Geopolitics and Markets Review 4/7/2022:
Commodities continue to drop on recession fears after an incredible rally in the first half of the year due to rising inflation. The tug of war between bullish and bearish price movements in commodities is going to bring large volatility to certain commodities as we could see stagflation due to rates not being raised fast enough to counter inflation but then must be lowered due to reduced economic growth in a recession. Wheat and US Natural Gas are currently looking like the chart of a penny stock pump and dump. Due to the LNG terminal fire, the more natural gas supply is remaining in the US which would have contributed to this move down, coupled with recession fears. However, once the US begins exports from the terminal again, surely the price will pull back slightly higher than current levels. The US has vowed to supply Europe with any deficit energy supply it needs after leaning away from Russian energy. If the US is successful in doing this, which is debatable due to the lack of sufficient facilities to export to Europe, then less supply will remain in the US, which is bullish for price. Overall, Natural Gas has the potential to be one of the most volatile assets on the market.

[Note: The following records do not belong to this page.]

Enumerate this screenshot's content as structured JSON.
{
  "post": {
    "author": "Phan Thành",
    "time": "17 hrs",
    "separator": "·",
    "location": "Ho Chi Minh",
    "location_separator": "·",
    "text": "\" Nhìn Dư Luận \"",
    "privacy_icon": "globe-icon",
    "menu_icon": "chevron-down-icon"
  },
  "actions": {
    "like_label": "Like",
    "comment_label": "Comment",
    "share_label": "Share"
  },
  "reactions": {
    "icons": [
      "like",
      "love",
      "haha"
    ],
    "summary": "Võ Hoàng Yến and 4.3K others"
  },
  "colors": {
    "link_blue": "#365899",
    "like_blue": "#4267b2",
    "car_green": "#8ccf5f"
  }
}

Back to inflation and Switzerland’s inflation announcement of 3.4% for June is the first-time inflation has topped 3% in Switzerland since 2008. Last month to try to combat inflation the Swiss National Bank increased interest rates from -0.75% to -0.25%. Only the ECB (European Central Bank) and BOJ (Bank of Japan) out of the eight major currency central banks are yet to raise interest rates. The ECB look set to do next time but the BOJ remains dovish, which means favouring low-interest rates.
The rush into the US dollar, $DXY, sees it top $105 as we start this week. This dollar strength has been coupled with other countries seeing major weakness in their currencies. The Japanese Yen is approaching a 24-year low against the dollar. Japanese inflation is only at 2.5%, mainly due to a lack of wage pressure which is currently been seen with strikes in the UK, with the recent rail strike being one of the biggest strikes seen in years.
More interest rate announcements this week as the Reserve Bank of Australia will give their next decision tomorrow. The current forecast is another 50-basis point rise, taking the overall interest rate to 1.35%. Australian inflation via the CPI is currently 5.1% from Q1 this year. More FX news later in the week as the US announces nonfarm payrolls and the unemployment rate. Canada also announces their unemployment rate. Will rising interest rates impact firms’ abilities to pay their debts, leading to a potential rise in the unemployment rate as companies let staff go?